Ocean upwelling identified as key driver behind massive sargassum blooms in the Atlantic

An international team led by the Max Planck Institute for Chemistry has identified the main mechanism behind the recurring blooms of Sargassum seaweed across the Atlantic Ocean, which have caused widespread beach strandings from the Caribbean to West Africa over the past decade.
The study, published in Nature Geoscience, attributes the phenomenon to wind-driven upwelling near the equator that brings phosphorus-rich water from the ocean depths to the surface. This nutrient boost supports cyanobacteria that colonize Sargassum and fix atmospheric nitrogen into a form usable by the algae—fueling rapid growth.
The findings help clarify why the so-called Great Atlantic Sargassum Belt, first detected in 2011, has expanded dramatically, with an estimated 38 million tons drifting toward the Caribbean, Gulf of Mexico and northern South America by mid-2025.
Symbiotic relationship and long-term evidence
The researchers showed that cyanobacteria living on Sargassum form a symbiotic relationship that provides the algae with additional nitrogen. By analyzing nitrogen isotopes preserved in coral cores from various Caribbean sites, the team reconstructed ocean nitrogen fixation rates over the past 120 years. These records revealed that peaks in nitrogen fixation coincided with major Sargassum bloom years, notably in 2015 and 2018.
Ph.D. researcher Jonathan Jung, the study’s first author, said the correlation between nitrogen fixation and algae biomass was striking. “Our coral data and Sargassum records aligned perfectly, indicating the two processes have been linked since 2011,” he noted.
Phosphorus as the decisive factor
The team ruled out earlier hypotheses that Saharan dust or river runoff from the Amazon and Orinoco provided the nutrients driving the blooms. Instead, they concluded that equatorial upwelling—triggered by shifts in sea surface temperatures and wind patterns—supplies the key phosphorus needed for cyanobacterial growth and, consequently, for Sargassum proliferation.
Toward better forecasting
By monitoring sea temperature, wind anomalies and upwelling in the tropical Atlantic, scientists believe it will be possible to predict the scale of future blooms.

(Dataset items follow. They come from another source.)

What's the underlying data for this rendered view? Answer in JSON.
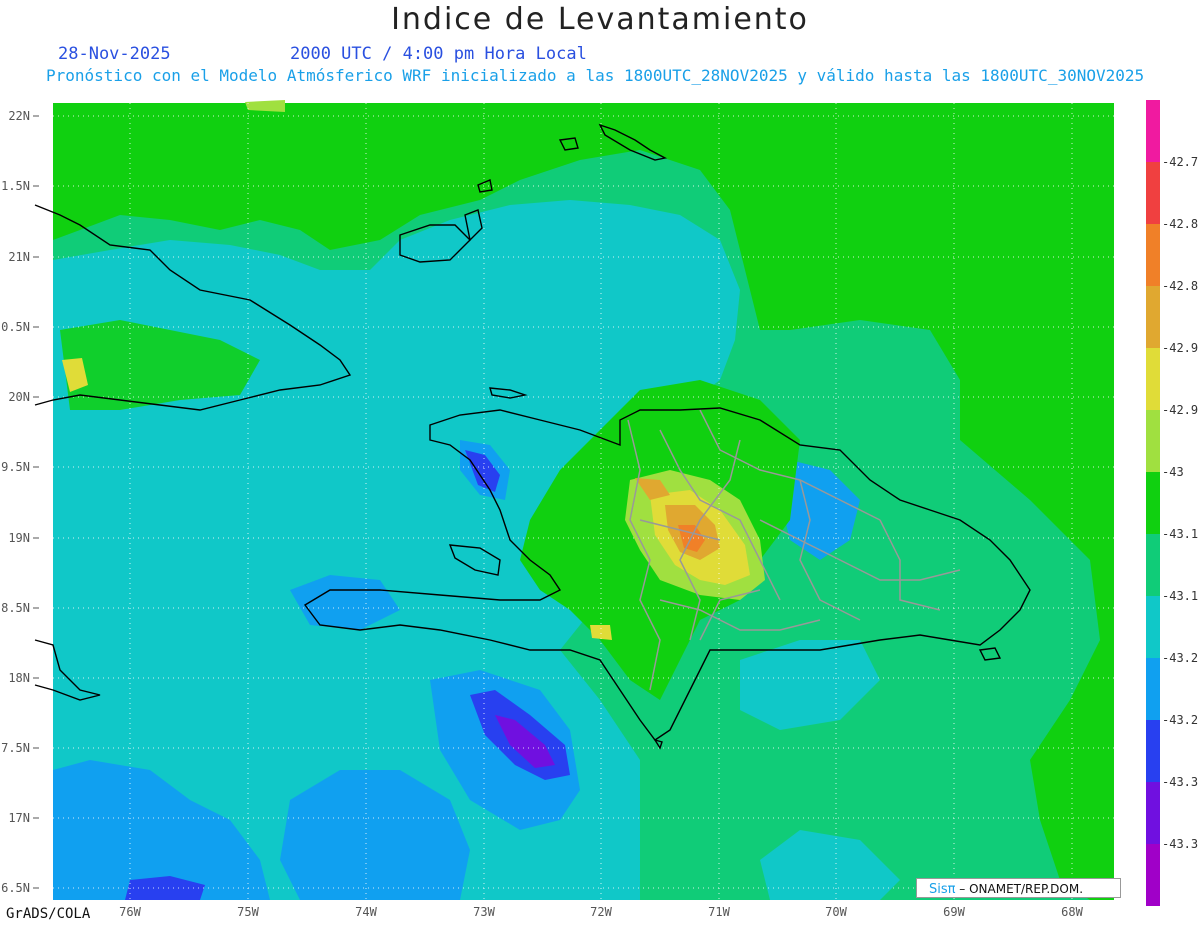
{
  "title": "Indice de Levantamiento",
  "date": "28-Nov-2025",
  "time": "2000 UTC / 4:00 pm Hora Local",
  "description": "Pronóstico con el Modelo Atmósferico WRF inicializado a las 1800UTC_28NOV2025 y válido hasta las  1800UTC_30NOV2025",
  "credit_logo": "Sisπ",
  "credit_text": "– ONAMET/REP.DOM.",
  "footer": "GrADS/COLA",
  "lat_labels": [
    "22N",
    "1.5N",
    "21N",
    "0.5N",
    "20N",
    "9.5N",
    "19N",
    "8.5N",
    "18N",
    "7.5N",
    "17N",
    "6.5N"
  ],
  "lon_labels": [
    "76W",
    "75W",
    "74W",
    "73W",
    "72W",
    "71W",
    "70W",
    "69W",
    "68W"
  ],
  "colorbar": [
    {
      "color": "#f01aa0",
      "label": "-42.7"
    },
    {
      "color": "#f04040",
      "label": "-42.8"
    },
    {
      "color": "#f08028",
      "label": "-42.8"
    },
    {
      "color": "#e0a830",
      "label": "-42.9"
    },
    {
      "color": "#e0dc38",
      "label": "-42.9"
    },
    {
      "color": "#a0e040",
      "label": "-43"
    },
    {
      "color": "#10d010",
      "label": "-43.1"
    },
    {
      "color": "#10cc78",
      "label": "-43.1"
    },
    {
      "color": "#10c8c8",
      "label": "-43.2"
    },
    {
      "color": "#10a0f0",
      "label": "-43.2"
    },
    {
      "color": "#2840f0",
      "label": "-43.3"
    },
    {
      "color": "#7010e0",
      "label": "-43.3"
    },
    {
      "color": "#a000c8",
      "label": ""
    }
  ]
}
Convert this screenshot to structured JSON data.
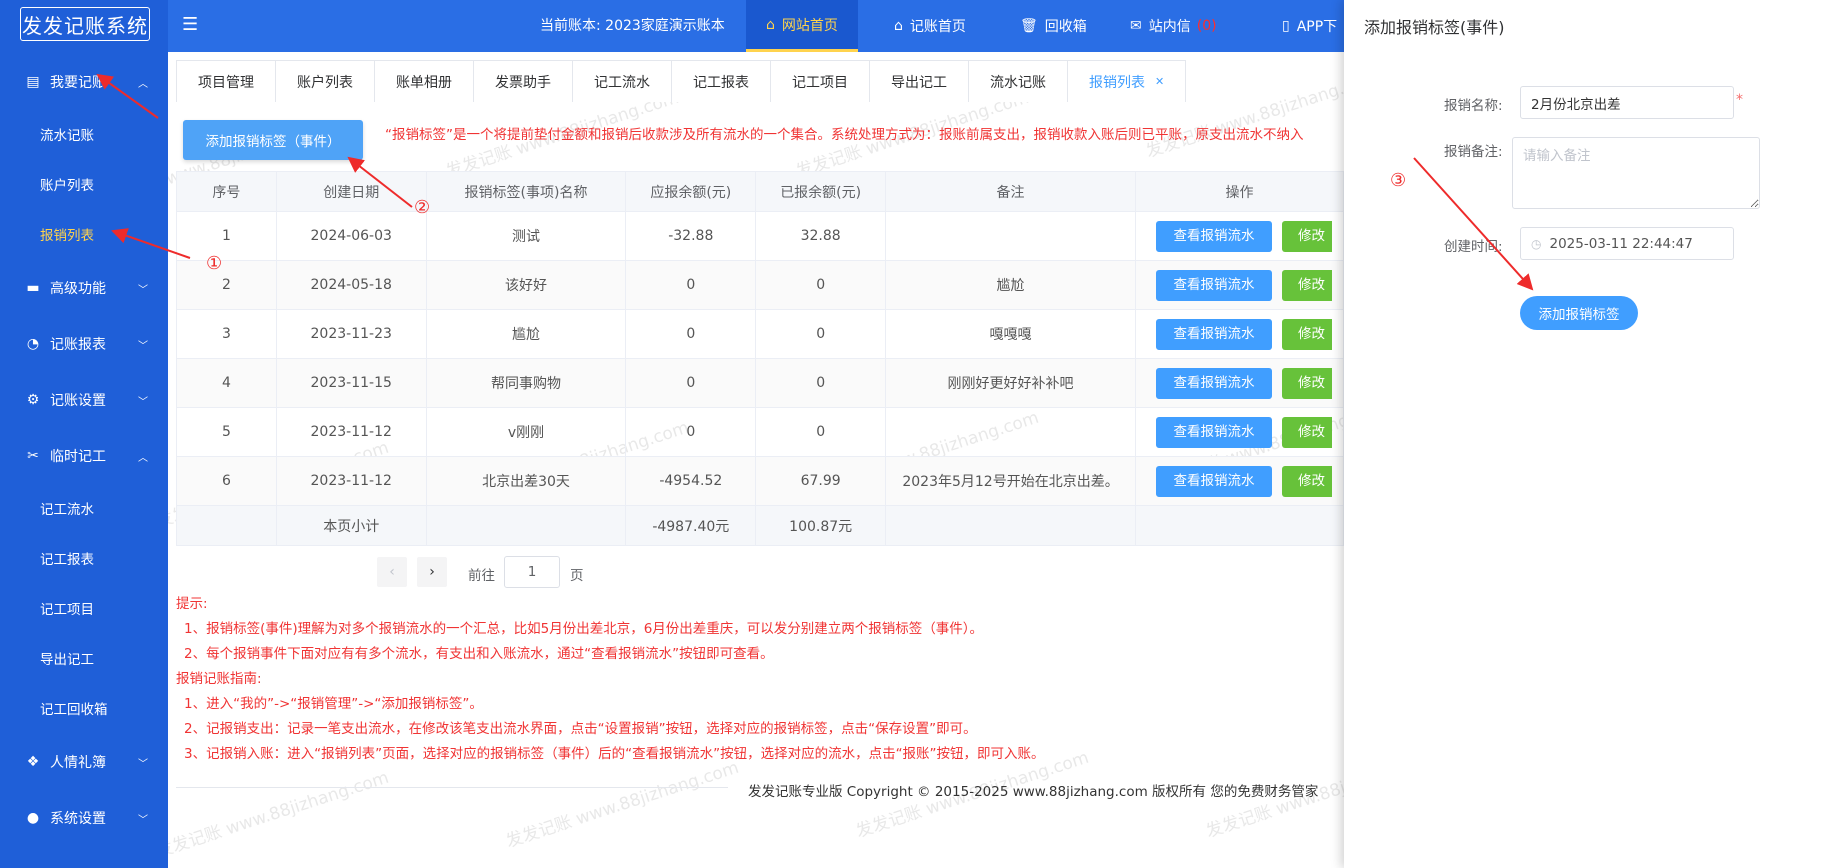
{
  "app": {
    "logo": "发发记账系统"
  },
  "sidebar": {
    "groups": [
      {
        "label": "我要记账",
        "icon": "ledger-icon",
        "expanded": true
      },
      {
        "label": "高级功能",
        "icon": "briefcase-icon"
      },
      {
        "label": "记账报表",
        "icon": "pie-chart-icon"
      },
      {
        "label": "记账设置",
        "icon": "gear-icon"
      },
      {
        "label": "临时记工",
        "icon": "tools-icon",
        "expanded": true
      },
      {
        "label": "人情礼簿",
        "icon": "gift-icon"
      },
      {
        "label": "系统设置",
        "icon": "user-icon"
      }
    ],
    "sub_bookkeeping": [
      "流水记账",
      "账户列表",
      "报销列表"
    ],
    "sub_work": [
      "记工流水",
      "记工报表",
      "记工项目",
      "导出记工",
      "记工回收箱"
    ],
    "active_sub": "报销列表"
  },
  "header": {
    "current_account": "当前账本: 2023家庭演示账本",
    "nav": [
      {
        "label": "网站首页",
        "icon": "home-icon",
        "active": true
      },
      {
        "label": "记账首页",
        "icon": "home-icon"
      },
      {
        "label": "回收箱",
        "icon": "trash-icon"
      },
      {
        "label": "站内信",
        "icon": "mail-icon",
        "badge": "(0)"
      },
      {
        "label": "APP下",
        "icon": "phone-icon"
      }
    ]
  },
  "tabs": [
    "项目管理",
    "账户列表",
    "账单相册",
    "发票助手",
    "记工流水",
    "记工报表",
    "记工项目",
    "导出记工",
    "流水记账",
    "报销列表"
  ],
  "active_tab": "报销列表",
  "toolbar": {
    "add_label": "添加报销标签（事件）",
    "notice": "“报销标签”是一个将提前垫付金额和报销后收款涉及所有流水的一个集合。系统处理方式为：报账前属支出，报销收款入账后则已平账，原支出流水不纳入"
  },
  "table": {
    "headers": [
      "序号",
      "创建日期",
      "报销标签(事项)名称",
      "应报余额(元)",
      "已报余额(元)",
      "备注",
      "操作"
    ],
    "rows": [
      {
        "no": "1",
        "date": "2024-06-03",
        "name": "测试",
        "due": "-32.88",
        "paid": "32.88",
        "remark": ""
      },
      {
        "no": "2",
        "date": "2024-05-18",
        "name": "该好好",
        "due": "0",
        "paid": "0",
        "remark": "尴尬"
      },
      {
        "no": "3",
        "date": "2023-11-23",
        "name": "尴尬",
        "due": "0",
        "paid": "0",
        "remark": "嘎嘎嘎"
      },
      {
        "no": "4",
        "date": "2023-11-15",
        "name": "帮同事购物",
        "due": "0",
        "paid": "0",
        "remark": "刚刚好更好好补补吧"
      },
      {
        "no": "5",
        "date": "2023-11-12",
        "name": "v刚刚",
        "due": "0",
        "paid": "0",
        "remark": ""
      },
      {
        "no": "6",
        "date": "2023-11-12",
        "name": "北京出差30天",
        "due": "-4954.52",
        "paid": "67.99",
        "remark": "2023年5月12号开始在北京出差。"
      }
    ],
    "view_label": "查看报销流水",
    "edit_label": "修改",
    "subtotal": {
      "label": "本页小计",
      "due": "-4987.40元",
      "paid": "100.87元"
    }
  },
  "pagination": {
    "goto_label": "前往",
    "page": "1",
    "page_suffix": "页"
  },
  "tips": {
    "title": "提示:",
    "items": [
      "1、报销标签(事件)理解为对多个报销流水的一个汇总，比如5月份出差北京，6月份出差重庆，可以发分别建立两个报销标签（事件）。",
      "2、每个报销事件下面对应有有多个流水，有支出和入账流水，通过“查看报销流水”按钮即可查看。"
    ],
    "guide_title": "报销记账指南:",
    "guide_items": [
      "1、进入“我的”->“报销管理”->“添加报销标签”。",
      "2、记报销支出：记录一笔支出流水，在修改该笔支出流水界面，点击“设置报销”按钮，选择对应的报销标签，点击“保存设置”即可。",
      "3、记报销入账：进入“报销列表”页面，选择对应的报销标签（事件）后的“查看报销流水”按钮，选择对应的流水，点击“报账”按钮，即可入账。"
    ]
  },
  "footer": "发发记账专业版  Copyright © 2015-2025 www.88jizhang.com 版权所有   您的免费财务管家",
  "panel": {
    "title": "添加报销标签(事件)",
    "name_label": "报销名称:",
    "name_value": "2月份北京出差",
    "remark_label": "报销备注:",
    "remark_placeholder": "请输入备注",
    "time_label": "创建时间:",
    "time_value": "2025-03-11 22:44:47",
    "submit_label": "添加报销标签"
  },
  "annotations": [
    "①",
    "②",
    "③"
  ],
  "watermark": "发发记账 www.88jizhang.com",
  "colors": {
    "sidebar": "#1f5fd8",
    "header": "#2a6ee5",
    "primary": "#409eff",
    "success": "#67c23a",
    "warn_text": "#f03434",
    "active_nav": "#ffd34d"
  }
}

“The variability of Sargassum growth can be explained more accurately through this mechanism than by any previous model,” said Alfredo Martínez-García, senior author of the study. “Yet uncertainties remain about how global warming will influence the ocean processes controlling phosphorus supply.”
Further coral analyses across the Caribbean are planned to refine the understanding of how these climatic and oceanic dynamics affect Sargassum growth. The researchers hope that improved forecasts will help coastal communities and tourism-dependent economies prepare for and mitigate the environmental and economic impacts of massive seaweed influxes.